If any provision of this Agreement should be held to be illegal, invalid, or unenforceable by a court of law or arbitrator, the legality, validity, and enforceability of the remaining provisions of this Agreement shall not be affected or impaired thereby.
No waiver of any provision of this Agreement shall be valid unless it is in writing and signed by the party against whom or which it is sought to be enforced. No waiver of any provision of this Agreement at any time shall be deemed a waiver of any other provision of this Agreement at such time or of the same provision at any other time.

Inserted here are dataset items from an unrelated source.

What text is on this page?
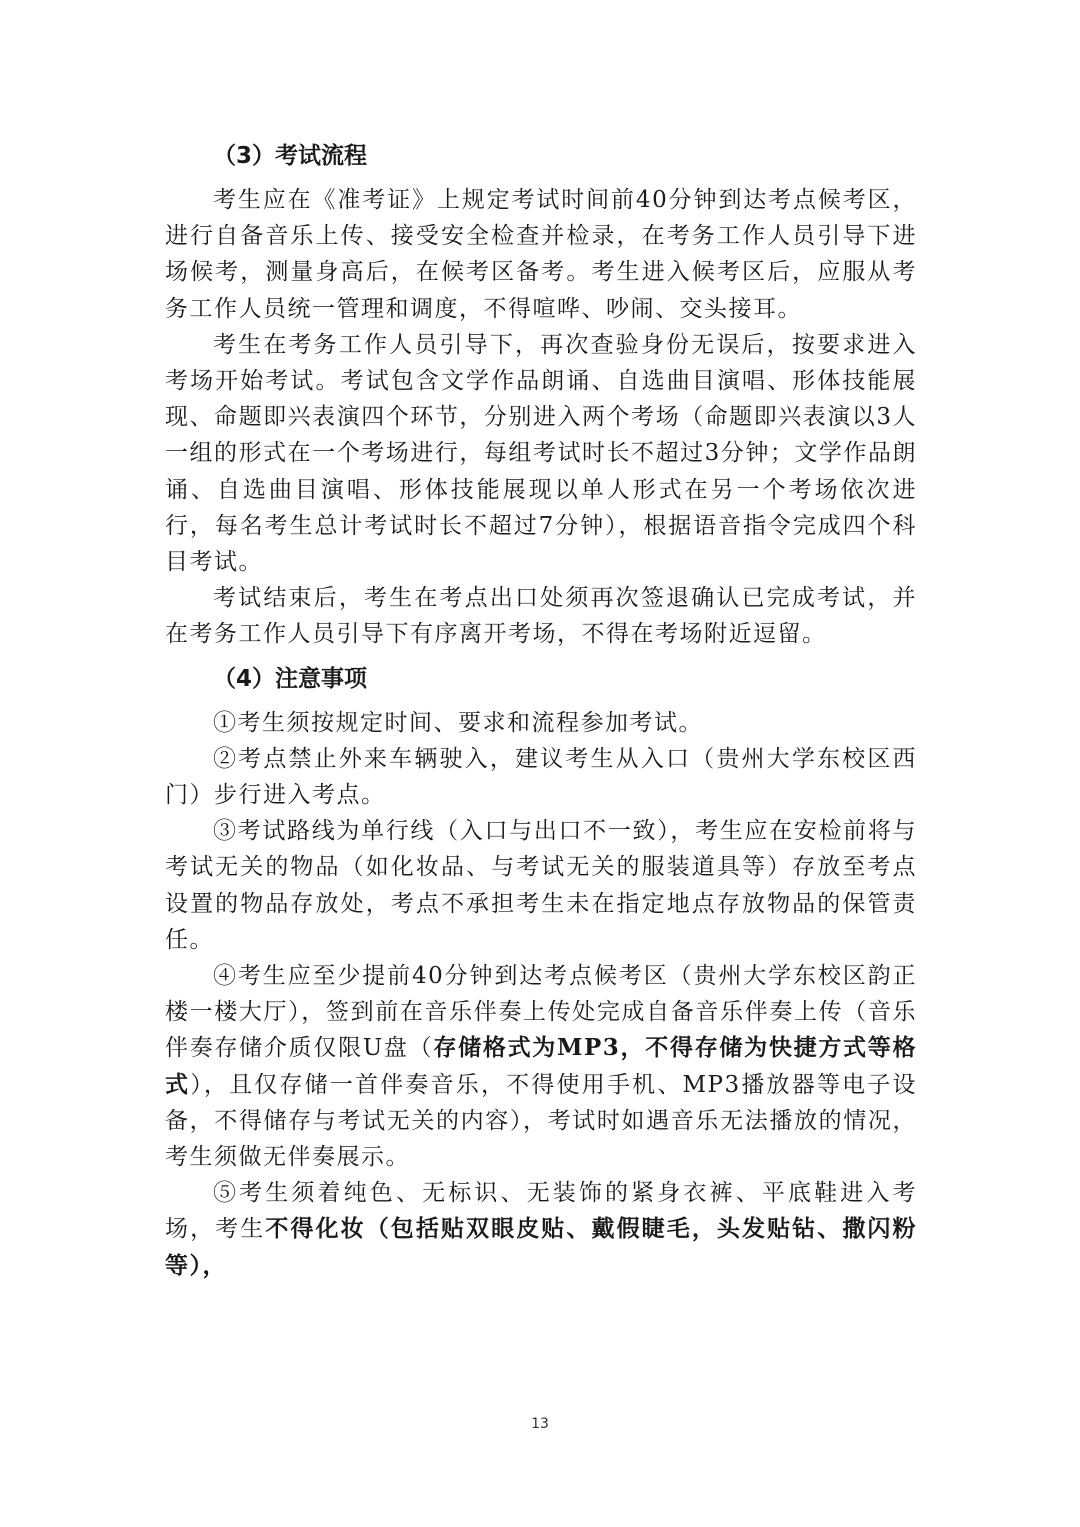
（3）考试流程

考生应在《准考证》上规定考试时间前40分钟到达考点候考区，进行自备音乐上传、接受安全检查并检录，在考务工作人员引导下进场候考，测量身高后，在候考区备考。考生进入候考区后，应服从考务工作人员统一管理和调度，不得喧哗、吵闹、交头接耳。

考生在考务工作人员引导下，再次查验身份无误后，按要求进入考场开始考试。考试包含文学作品朗诵、自选曲目演唱、形体技能展现、命题即兴表演四个环节，分别进入两个考场（命题即兴表演以3人一组的形式在一个考场进行，每组考试时长不超过3分钟；文学作品朗诵、自选曲目演唱、形体技能展现以单人形式在另一个考场依次进行，每名考生总计考试时长不超过7分钟），根据语音指令完成四个科目考试。

考试结束后，考生在考点出口处须再次签退确认已完成考试，并在考务工作人员引导下有序离开考场，不得在考场附近逗留。

（4）注意事项

①考生须按规定时间、要求和流程参加考试。

②考点禁止外来车辆驶入，建议考生从入口（贵州大学东校区西门）步行进入考点。

③考试路线为单行线（入口与出口不一致），考生应在安检前将与考试无关的物品（如化妆品、与考试无关的服装道具等）存放至考点设置的物品存放处，考点不承担考生未在指定地点存放物品的保管责任。

④考生应至少提前40分钟到达考点候考区（贵州大学东校区韵正楼一楼大厅），签到前在音乐伴奏上传处完成自备音乐伴奏上传（音乐伴奏存储介质仅限U盘（存储格式为MP3，不得存储为快捷方式等格式），且仅存储一首伴奏音乐，不得使用手机、MP3播放器等电子设备，不得储存与考试无关的内容），考试时如遇音乐无法播放的情况，考生须做无伴奏展示。

⑤考生须着纯色、无标识、无装饰的紧身衣裤、平底鞋进入考场，考生不得化妆（包括贴双眼皮贴、戴假睫毛，头发贴钻、撒闪粉等），

13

This Agreement may be executed in two or more counterparts, each of which shall be deemed an original and all of which together shall constitute one instrument.
20. Electronic and Facsimile Signatures.
Any signature page delivered electronically or by facsimile (including without limitation transmission by pdf) shall be binding to the same extent as an original signature page, with regard to any agreement subject to the terms hereof or any amendment thereto. Any party who delivers such a signature page agrees to later deliver an original counterpart to the other party if so requested.
21. Titles and Subtitles.
The titles and subtitles used in this Agreement are used for convenience only and are not to be considered in construing or interpreting this Agreement.
IN WITNESS WHEREOF, the parties hereto have executed this Agreement as of the Effective Date set forth above.